# Number Theory – Signed variant of the Flint Hills series

I asked my Calculus 2 students to propose a series that they could not comment on. One of the students, Denis Zelent, invented a very interesting one:
$$sum_ {n = 1} ^ infty frac {1} {n ^ 2 sin n} ,. tag {1}$$

Question (short version): Has the convergence of this series been studied in the literature?

My immediate answer was that it must have something to do with the measure of irrationality $$mu$$ of $$pi$$. obviously, $$mu geqslant 2$$and the best known upper limit for $$mu$$ is $$mu leqslant 7.6063 ! ldots ,$$, due to Salikhov; see[VKhSalikhov[VKhSalikhov[VKhSalikhov[VKhSalikhovOn the measure of irrationality of $$pi$$. Russ.
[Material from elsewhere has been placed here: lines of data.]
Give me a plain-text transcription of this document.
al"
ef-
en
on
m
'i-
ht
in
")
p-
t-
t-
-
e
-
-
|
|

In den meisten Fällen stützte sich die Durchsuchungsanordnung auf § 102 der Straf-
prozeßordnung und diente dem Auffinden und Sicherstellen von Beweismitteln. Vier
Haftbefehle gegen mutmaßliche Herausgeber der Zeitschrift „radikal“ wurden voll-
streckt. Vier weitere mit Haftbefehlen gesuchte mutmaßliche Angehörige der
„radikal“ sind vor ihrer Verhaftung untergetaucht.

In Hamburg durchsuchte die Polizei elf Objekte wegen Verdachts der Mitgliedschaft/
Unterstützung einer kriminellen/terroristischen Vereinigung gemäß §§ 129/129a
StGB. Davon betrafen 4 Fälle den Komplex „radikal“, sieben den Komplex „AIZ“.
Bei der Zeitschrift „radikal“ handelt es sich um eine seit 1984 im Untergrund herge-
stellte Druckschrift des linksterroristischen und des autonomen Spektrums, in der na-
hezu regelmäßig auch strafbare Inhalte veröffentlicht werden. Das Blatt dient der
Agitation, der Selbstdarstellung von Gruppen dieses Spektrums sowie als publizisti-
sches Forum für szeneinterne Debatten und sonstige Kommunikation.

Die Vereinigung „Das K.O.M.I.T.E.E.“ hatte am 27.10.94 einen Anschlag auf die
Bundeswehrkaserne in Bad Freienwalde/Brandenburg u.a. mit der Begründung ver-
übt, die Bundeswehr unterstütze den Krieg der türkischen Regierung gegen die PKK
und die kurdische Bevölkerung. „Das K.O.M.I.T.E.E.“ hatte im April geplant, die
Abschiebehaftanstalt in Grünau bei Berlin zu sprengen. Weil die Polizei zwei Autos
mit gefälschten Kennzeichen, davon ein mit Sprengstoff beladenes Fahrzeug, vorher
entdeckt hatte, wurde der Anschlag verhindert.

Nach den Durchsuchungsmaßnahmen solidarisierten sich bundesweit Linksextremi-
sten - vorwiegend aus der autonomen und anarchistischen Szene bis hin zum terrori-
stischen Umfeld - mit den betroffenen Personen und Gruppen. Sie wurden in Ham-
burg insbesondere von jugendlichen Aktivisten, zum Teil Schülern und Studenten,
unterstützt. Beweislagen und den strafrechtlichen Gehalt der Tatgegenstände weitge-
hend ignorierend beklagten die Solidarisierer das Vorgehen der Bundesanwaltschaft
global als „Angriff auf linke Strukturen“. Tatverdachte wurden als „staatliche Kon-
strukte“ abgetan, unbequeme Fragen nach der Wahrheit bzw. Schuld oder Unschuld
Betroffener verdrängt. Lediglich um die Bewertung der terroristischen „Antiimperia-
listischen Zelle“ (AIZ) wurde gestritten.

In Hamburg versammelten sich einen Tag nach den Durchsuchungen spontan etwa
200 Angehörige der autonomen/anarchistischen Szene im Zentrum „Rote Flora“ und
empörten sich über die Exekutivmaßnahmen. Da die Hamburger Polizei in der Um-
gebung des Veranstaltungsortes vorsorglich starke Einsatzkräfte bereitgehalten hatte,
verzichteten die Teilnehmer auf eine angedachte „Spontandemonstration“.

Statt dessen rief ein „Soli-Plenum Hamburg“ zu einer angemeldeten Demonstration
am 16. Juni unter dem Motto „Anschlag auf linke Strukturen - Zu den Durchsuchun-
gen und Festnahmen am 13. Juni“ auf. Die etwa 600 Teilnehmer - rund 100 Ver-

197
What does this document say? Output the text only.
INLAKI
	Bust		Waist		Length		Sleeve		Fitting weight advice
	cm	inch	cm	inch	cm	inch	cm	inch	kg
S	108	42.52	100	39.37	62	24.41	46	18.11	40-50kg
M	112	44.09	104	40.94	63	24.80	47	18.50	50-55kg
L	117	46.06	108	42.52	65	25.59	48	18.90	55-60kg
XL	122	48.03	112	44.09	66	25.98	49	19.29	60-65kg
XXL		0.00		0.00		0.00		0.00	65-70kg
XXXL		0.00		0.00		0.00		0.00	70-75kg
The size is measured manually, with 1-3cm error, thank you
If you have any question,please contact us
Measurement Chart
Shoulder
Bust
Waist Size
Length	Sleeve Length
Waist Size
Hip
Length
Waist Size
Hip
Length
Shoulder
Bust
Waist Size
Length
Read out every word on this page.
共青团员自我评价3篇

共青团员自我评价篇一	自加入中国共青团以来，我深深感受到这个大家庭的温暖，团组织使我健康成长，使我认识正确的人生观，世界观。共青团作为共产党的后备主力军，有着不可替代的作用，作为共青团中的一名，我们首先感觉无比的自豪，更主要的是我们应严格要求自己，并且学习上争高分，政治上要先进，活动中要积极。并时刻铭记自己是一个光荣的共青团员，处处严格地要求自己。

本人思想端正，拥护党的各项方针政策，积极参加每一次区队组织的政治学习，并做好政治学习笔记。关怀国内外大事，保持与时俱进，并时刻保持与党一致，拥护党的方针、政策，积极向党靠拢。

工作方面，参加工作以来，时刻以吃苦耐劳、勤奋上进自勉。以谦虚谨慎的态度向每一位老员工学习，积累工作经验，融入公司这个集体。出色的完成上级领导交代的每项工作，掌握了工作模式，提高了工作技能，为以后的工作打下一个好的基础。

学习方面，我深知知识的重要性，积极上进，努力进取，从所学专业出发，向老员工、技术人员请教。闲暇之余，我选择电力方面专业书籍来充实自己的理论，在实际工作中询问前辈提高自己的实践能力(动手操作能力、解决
Math. Surv 63 (3): 570-572, 2008]. It is widely accepted that $$mu = 2$$.

In fact, inequality $$mu < 3$$ is equivalent to the convergence of $$1 / (n ^ 2 sin n)$$ to zero. So if we knew that $$mu geqslant 3$$, the series (1) would diverge. On the other hand, if we had $$mu < 2$$ (which is of course absurd), so we could easily show that $$1 / (n ^ 2 sin n) = O (n ^ {- 1 – varepsilon})$$ for some people $$varepsilon> 0$$, which would imply an absolute convergence of the series (1).

My student did a web search and realized that his question was related to the well-known open problem, asking if the Flint Hills Series
$$sum_ {n = 1} ^ infty frac {1} {n ^ 3 sin ^ 2 n} tag {2}$$
converges. An extension of this problem requires the convergence of a more general series
$$sum_ {n = 1} ^ infty frac {1} {n ^ p | sin n | ^ q}, tag {3}$$
which is equivalent to the absolute convergence of the series (1) when $$p = 2$$ and $$q = 1$$. For more details, see[MaxAAlexeyev[MaxAAlexeyev[MaxAAlexeyev[MaxAAlexeyevOn the convergence of the Flint Hills series, arXiv: 1104.5100, 2011].

To summarize, here is what we have found so far:

• lack of convergence of $$1 / (n ^ 2 sin n)$$ to zero would imply that $$mu geqslant 3$$which is very unlikely;

• convergence (in particular absolute convergence) of the series (1) would imply $$mu leqslant 3$$which means that it is certainly an open problem;

• The absence of absolute convergence of the series (1) would have no impact on the estimates of $$mu$$.

Question (long version)

1. Does the absolute convergence of the series (1) imply narrower limits on irrationality measure estimates? $$mu$$ of $$pi$$?
2. Vice versa: assuming that $$mu$$ is known, can we say if the series (1) converges absolutely?
3. Same questions with absolute convergence changed into convergence. In other words: are there any help cancellations here?
4. Does the series (1) have a fancy name similar to the Flint Hills and Cookson Hills series? (And if not, can Denis choose an appropriate mountain range?)